Die deutschen Leitindizes inkl. DAX, MDAX und TecDAX wurden am 21.09.18 reformiert. Hierbei wurde die 2003 eingeführte Trennung von „Classic“ und „Tech“, wie sie unterhalb des DAX bestand, aufgehoben. Als Konsequenz war der DAX praktisch nicht betroffen, während der MDAX von 50 auf 60 Titel inkl. der Technologieaktien ausgeweitet wurde. Im TecDAX (unverändert 30 Titel) sind nun auch die DAX-Tech-Werte enthalten.

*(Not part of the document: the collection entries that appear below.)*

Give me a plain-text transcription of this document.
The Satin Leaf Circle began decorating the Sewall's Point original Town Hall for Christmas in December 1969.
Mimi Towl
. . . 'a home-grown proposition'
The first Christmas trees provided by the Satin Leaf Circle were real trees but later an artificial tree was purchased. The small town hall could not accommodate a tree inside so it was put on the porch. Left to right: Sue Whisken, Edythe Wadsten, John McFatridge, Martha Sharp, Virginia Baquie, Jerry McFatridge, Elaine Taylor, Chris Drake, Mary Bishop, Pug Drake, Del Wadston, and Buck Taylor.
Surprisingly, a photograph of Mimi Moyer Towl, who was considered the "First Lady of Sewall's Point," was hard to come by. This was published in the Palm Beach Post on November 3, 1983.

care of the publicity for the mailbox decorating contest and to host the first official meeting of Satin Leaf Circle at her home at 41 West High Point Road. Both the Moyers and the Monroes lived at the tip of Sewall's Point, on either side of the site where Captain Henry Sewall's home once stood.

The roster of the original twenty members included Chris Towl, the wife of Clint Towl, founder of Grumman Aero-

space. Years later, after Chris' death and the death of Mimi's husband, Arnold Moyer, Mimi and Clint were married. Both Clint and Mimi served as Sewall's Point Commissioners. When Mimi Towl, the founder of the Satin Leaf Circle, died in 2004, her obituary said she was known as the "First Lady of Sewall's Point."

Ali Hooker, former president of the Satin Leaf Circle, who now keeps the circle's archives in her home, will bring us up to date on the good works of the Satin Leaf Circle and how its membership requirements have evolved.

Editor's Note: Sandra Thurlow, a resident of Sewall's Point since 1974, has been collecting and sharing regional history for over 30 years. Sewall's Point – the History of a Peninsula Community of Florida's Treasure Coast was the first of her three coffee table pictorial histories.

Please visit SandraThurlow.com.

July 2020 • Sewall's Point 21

Etwas über ein Jahr nach der Reform zeigt sich, dass das „technische Eigenleben“ der drei Leitindizes abgenommen hat. Und dies, obwohl die deutschen Aktienmärkte seitdem sehr unterschiedliche Gesamtmarktphasen (zuerst die Zwischenbaisse bis zum Jahreswechsel 2018/2019, danach die Recovery-Rallye im ersten Quartal 2019, im Anschluss der volatile Seitwärtsmarkt bis zur Jahresmitte 2019 und zuletzt die seit August 2019 laufende Aufwärtstrotationsrallye) durchliefen. Mit Blick auf das erste Halbjahr 2020 deutet die technische Gesamtlage neue All-Time-Highs im DAX und MDAX und neue Hausse-Tops für den TecDAX an. Hierbei sollte der TecDAX seine moderate relative Stärke, die auch seit der Index-Reform weiterhin besteht, im Indexvergleich durchhalten.

Frühere Wertentwicklungen, Prognosen und Simulationen sind kein Indikator für die künftige Wertentwicklung.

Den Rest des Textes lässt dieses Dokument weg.